Let me make sure I understand what is going on here.. We all started out by adjusting enlarger height and aperature at EV4 (meter at 100, no cone) for 400 ASA film.. We then made our step tablet exposures at 4M, 5.5M, 8M, 11M and 16M. From those test step tablets, we measured our densities and loaded them into Plotter. Based on our already loaded test data, we should be able to look at the X-axis of the film curves and see how far off from a nominal 2.4 our speed points are, right? If memory serves, the only tweaking we did when making our original film tests was to make modest adjustments to enlarger height IF we had too many or too few blank steps. If I understand, your article on determining speed point is, in fact, measuring the impact on the exposure curves of those small adjustments we may have made during our original film tests?
On the issue of how to use speed points, let me pose the question another way, but first I'll sketch out what has been done so far. Not having the test exposure box for use with 35mm or 120 film, Fred Newman was kind enough to expose 120 format TMY, PAN-F, D100, D400 and NEOPAN100 for me. I run all my 120 and 35mm in a JOBO processor rather than just a simple hand tank. Obviously, I cannot optimize exposure and developing times for each frame, but I can at least tinker with developing time for the entire roll. Assuming I have a normal SBR range of ~7 stops for a given roll of film, I tend to use my test data to determine developing time for the contrast range I think I might want (for "normal scenes" I aim for a g-bar of around 0.54-0.56 - this number comes from Koadk Pu F-9 for Tri-X Pan film where they explain 0.56 is the CI for "normal developing").
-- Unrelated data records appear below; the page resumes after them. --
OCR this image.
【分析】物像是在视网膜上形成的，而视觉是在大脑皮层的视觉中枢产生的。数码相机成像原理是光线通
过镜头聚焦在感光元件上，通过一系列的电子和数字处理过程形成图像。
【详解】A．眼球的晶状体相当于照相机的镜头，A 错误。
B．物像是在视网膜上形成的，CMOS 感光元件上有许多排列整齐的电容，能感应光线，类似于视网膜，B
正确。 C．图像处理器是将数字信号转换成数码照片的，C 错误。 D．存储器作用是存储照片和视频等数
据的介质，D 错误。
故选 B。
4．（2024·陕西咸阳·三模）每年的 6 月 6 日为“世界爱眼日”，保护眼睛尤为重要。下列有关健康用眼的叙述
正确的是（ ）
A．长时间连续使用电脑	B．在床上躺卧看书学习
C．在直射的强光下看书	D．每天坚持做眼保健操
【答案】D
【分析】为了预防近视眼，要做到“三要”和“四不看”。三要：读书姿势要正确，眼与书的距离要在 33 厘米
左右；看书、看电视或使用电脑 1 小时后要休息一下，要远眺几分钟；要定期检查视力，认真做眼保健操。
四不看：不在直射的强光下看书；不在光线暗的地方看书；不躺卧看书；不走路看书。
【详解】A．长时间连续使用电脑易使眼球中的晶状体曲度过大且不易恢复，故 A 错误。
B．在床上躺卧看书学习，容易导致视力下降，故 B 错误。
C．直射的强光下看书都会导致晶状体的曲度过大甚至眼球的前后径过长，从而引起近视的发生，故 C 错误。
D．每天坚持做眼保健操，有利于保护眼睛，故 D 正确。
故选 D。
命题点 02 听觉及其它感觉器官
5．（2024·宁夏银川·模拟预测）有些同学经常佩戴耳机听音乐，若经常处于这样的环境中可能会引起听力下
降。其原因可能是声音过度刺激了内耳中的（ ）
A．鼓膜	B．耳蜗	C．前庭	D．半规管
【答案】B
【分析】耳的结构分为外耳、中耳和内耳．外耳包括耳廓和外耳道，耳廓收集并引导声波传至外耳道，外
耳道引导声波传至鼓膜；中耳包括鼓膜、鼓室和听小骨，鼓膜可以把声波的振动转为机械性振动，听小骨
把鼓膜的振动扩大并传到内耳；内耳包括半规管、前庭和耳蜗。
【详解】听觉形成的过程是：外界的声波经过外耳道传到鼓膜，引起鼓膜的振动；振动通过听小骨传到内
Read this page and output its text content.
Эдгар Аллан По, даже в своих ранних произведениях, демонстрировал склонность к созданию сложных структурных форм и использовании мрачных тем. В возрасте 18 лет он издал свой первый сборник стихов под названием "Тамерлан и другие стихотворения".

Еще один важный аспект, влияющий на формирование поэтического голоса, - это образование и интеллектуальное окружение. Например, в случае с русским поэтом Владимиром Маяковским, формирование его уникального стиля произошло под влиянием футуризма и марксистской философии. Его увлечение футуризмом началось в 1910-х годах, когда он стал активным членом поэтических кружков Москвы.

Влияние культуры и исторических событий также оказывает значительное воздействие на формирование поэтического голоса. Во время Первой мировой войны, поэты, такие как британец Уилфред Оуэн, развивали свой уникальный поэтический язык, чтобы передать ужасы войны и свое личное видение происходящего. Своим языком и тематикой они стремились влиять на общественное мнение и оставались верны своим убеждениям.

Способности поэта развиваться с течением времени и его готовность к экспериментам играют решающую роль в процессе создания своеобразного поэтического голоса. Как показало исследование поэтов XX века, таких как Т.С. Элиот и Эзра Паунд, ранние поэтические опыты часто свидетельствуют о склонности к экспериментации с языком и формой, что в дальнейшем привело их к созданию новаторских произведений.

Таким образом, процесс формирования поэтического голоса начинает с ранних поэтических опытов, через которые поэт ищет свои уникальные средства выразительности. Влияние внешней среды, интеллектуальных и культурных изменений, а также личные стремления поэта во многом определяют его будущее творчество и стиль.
looking at my test data (my D76 1:1 chemistries, my JOBO, my own operational biases), and (for now) selecting a nominal 2.4 speedpoint, I see that TMY, DELTA 400, DELTA 100, NEOPAN 100 and PAN-F have the following characteristics:
*** ALL DATA BELOW FOR D76 1:1 at 70F, JOBO at 75rpm) *** FOR TMY 4M: 250++ speed, G-bar 0.27, SBR 13.1 5.5M: 320--speed, G-bar 0.34, SBR, 10.2 8M: 320- speed, G-bar 0.43, SBR 8.2 11M: 320+ speed, G-bar 0.52, SBR 6.7 16M: 400-- speed, G-bar 0.65, SBR 5.4
FOR DELTA-400 4M: ISO 400 speed, G-bar 0.34, SBR 9.8 5.5M: ISO 400 speed, G-bar 0.37, SBR, 8.9 8M: ISO 400 speed, G-bar 0.44, SBR 7.5 11M: ISO 400 speed, G-bar 0.52, SBR 6.4 16M: ISO 400 speed, G-bar 0.61, SBR 5.4
I also have similar data for DDX 1:7 at 70F in the JOBO at 75rpm... I'll post it later if people are interested.
For example, I see from my TMY data, that the film can handle 13 stops of range with a short 4M development time. Under these conditions, the film would have a speed of 250++. At the other end of the spectrum, for a 5.5 stop range and a 16 M development time, the film would have a speed of 400--.
So, looking at all this stuff and wondering how to take some of the excellent sheet film/BTZS knowledge and transport it roll-film land, the question is how to use the speed and developing data.
The Plotter SW tells us certain film characteristics arising from testing at EV 4 light level (meter at 100 ASA, no cone) for a vendor rated 400 ASA film. When we meter in the field using BTZS method, we set the incident meter at 100, NOT rated film speed.
To carry on in roll-film land, I think things are less clear. Since so many roll-film cameras now perform automatic exposure calculation, I am presuming that one would use our CALCULATED film speed after setting our speed point in order to get optimal exposure and develop for a time period sufficient to generate the CI one seeks?? Or should we not horse around and simply leave the ASA setting on the roll-film camera set at the manufacturer's rating and develop for our target CI??